If I understand correctly, the complexity of solving a computational problem is defined in terms of which instance $I$ of the problem, what size $n$ of the problem instance, and what algorithm $A$ for solving the problem instance.
Is the complexity of the problem at a given size $n$ of the problem instance defined as $$ \min_A \max_{I\in \{\text{instances of size }n\}} \text{complexity}(A,I,n)? $$ Note that the solution to the above optimization $A^*(n)$ and $I^*(n)$ are both functions of instance size $n$.
Or is the complexity of the problem defined for some same algorithm for all the problem instances and all sizes of the problem instances?
Or is the complexity of the problem defined for some same instance for all the algorithms that solve the problem and all the problem instance sizes?
Asked By : Tim
Answered By : Raphael
You are missing one thing, namely that the optimal algorithm and worst instance are not simply functions of the instance size. Also, I am not sure that minimising/maximising algorithm and instance independently of each other is doing the right thing.
The complexity of a problem is the complexity of an optimal algorithm solving the problem in the chosen machine model. It's as simple as that, but of course we have to define what "optimal algorithm solving the problem" means. Note that we have to fix the machine model (in particular what to count, see below), as complexities can differ between models.
First, "solving the problem" is clear: for all inputs (that are instances of the problem), the algorithm should give the correct answer, i.e. terminate and produce the correct result, or don't terminate. Let's denote the set of all algorithms that solve problem $P$ with $\newcommand{\Alg}[1]{\mathsf{Alg}_{#1}}\Alg{P}$.
Second, what is the "complexity" of an algorithm? There are many ways to investigate runtime; complexity theory has defaulted to worst-case time and Landau classes. Formally, we define the (worst-case) runtime function of some algorithm $A$ to be
$\qquad \displaystyle T_A(n) = \max \{ T_A(x) \mid x \in I_P, |x|= n \}$
where $I_P$ is the set of instances of the problem $P$ (which $A$ solves) and $T_A(x)$¹ is the runtime of $A$ on input $x$² (in clock cycles, state transitions, whatever fits your machine model). Now, the complexity of $A$ is the asymptotic growth of $T_A$. For example, if $T_A(n) = 17n^2 - 5n + 13$, we would say "The complexity of $A$ is $\Theta(n^2)$".
Finally, an optimal algorithm (for $P$) is an algorithm with minimal complexity (among all algorithms in $\Alg{P}$)³.
- We abuse notation here: depending on its parameter, $T_A$ means different things. It is usually done this way, though, and we don't need the runtime on individual inputs later on.
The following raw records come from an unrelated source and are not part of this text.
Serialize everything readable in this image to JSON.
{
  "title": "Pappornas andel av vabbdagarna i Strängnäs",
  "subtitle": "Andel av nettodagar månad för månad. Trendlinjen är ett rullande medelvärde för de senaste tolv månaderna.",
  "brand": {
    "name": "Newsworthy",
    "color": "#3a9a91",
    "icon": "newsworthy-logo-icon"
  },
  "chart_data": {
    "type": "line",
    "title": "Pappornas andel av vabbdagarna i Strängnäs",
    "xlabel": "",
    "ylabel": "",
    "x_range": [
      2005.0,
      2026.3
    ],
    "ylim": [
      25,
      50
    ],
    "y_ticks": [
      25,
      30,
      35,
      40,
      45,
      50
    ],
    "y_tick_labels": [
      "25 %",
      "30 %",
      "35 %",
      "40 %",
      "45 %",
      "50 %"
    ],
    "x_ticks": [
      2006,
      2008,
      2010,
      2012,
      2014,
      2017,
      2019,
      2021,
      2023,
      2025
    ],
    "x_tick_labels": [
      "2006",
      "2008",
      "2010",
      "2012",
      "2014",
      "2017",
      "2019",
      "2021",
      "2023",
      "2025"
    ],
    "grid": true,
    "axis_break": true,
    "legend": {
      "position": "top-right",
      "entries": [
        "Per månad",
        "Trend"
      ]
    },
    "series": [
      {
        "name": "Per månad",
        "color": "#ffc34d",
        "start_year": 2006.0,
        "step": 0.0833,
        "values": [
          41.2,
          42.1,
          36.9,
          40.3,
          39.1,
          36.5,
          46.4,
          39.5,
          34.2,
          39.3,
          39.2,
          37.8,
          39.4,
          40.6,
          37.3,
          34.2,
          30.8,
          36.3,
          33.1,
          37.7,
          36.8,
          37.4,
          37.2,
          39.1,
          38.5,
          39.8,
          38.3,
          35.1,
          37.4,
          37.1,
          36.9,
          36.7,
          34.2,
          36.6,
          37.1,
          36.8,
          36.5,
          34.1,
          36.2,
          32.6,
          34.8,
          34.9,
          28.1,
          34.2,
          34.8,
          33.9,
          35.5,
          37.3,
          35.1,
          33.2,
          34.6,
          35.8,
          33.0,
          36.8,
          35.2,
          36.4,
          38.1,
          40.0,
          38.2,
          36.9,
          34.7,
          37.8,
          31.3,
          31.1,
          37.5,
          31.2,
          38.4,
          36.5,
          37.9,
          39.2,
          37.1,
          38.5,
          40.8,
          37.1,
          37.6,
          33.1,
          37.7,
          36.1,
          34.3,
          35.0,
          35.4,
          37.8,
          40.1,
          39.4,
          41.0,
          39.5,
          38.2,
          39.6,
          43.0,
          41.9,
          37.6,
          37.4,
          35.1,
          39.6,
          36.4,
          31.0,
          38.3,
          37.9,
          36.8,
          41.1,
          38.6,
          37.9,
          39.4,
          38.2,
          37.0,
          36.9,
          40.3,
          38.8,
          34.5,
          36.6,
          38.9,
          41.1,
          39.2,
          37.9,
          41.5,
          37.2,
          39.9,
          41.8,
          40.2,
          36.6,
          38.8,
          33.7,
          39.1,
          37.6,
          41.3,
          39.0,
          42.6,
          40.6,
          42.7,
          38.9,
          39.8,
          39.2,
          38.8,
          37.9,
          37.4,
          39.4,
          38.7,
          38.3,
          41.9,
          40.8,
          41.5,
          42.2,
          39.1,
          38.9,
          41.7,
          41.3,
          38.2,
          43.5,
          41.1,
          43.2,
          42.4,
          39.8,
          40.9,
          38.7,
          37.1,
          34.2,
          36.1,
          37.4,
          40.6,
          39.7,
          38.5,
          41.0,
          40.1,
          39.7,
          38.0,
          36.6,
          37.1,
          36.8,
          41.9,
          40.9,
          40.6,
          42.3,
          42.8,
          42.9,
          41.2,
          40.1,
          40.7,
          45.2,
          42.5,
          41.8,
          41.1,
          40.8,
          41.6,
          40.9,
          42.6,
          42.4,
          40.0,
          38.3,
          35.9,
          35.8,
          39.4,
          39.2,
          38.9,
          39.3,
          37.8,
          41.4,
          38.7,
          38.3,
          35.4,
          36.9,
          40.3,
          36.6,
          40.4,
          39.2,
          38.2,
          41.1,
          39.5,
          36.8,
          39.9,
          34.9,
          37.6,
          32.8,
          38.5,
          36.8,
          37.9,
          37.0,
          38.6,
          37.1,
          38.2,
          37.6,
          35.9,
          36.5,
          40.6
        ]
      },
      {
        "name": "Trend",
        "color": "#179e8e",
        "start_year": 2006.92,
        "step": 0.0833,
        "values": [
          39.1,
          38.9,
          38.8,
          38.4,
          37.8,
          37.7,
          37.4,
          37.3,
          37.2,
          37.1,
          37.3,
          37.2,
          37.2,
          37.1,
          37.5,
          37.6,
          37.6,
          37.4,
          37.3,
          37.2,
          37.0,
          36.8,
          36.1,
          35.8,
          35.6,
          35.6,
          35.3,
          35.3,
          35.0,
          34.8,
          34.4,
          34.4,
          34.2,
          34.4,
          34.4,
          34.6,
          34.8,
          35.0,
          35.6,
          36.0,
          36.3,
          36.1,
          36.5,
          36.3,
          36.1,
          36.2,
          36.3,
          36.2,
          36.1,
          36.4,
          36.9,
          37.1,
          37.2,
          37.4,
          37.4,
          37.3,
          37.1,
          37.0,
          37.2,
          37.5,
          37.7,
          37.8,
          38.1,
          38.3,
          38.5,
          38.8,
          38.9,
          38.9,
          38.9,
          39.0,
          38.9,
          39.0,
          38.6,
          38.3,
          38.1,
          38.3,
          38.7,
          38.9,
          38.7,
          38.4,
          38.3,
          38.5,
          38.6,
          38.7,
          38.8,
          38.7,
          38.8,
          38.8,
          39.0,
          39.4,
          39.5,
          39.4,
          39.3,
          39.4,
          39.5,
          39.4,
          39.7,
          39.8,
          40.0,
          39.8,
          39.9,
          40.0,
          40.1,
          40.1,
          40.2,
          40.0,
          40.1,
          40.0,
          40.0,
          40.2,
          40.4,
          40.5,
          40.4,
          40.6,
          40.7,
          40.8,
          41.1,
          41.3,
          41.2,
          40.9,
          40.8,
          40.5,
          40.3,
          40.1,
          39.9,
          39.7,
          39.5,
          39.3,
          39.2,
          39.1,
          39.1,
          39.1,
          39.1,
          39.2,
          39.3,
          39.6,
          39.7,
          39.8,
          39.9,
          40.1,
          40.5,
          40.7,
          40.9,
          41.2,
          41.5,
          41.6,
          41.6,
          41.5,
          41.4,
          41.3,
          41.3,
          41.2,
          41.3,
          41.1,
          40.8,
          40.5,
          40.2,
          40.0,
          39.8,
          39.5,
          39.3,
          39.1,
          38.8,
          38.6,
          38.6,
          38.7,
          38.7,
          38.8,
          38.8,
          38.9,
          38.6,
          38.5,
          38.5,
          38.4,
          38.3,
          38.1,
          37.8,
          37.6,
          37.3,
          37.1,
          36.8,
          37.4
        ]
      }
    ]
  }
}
- Let's assume for the moment that we deal only with deterministic algorithms. Otherwise, there may be many different runtimes for a given input. In that case, we would choose the runtime of the longest computation; see here for reasons why.
- Note that Landau-$O$ implies a partial order on functions: $f \leq g \iff \exists c \in \mathbb{N}.\,\limsup\limits_{n \to \infty} \frac{f(n)}{g(n)} \leq c$.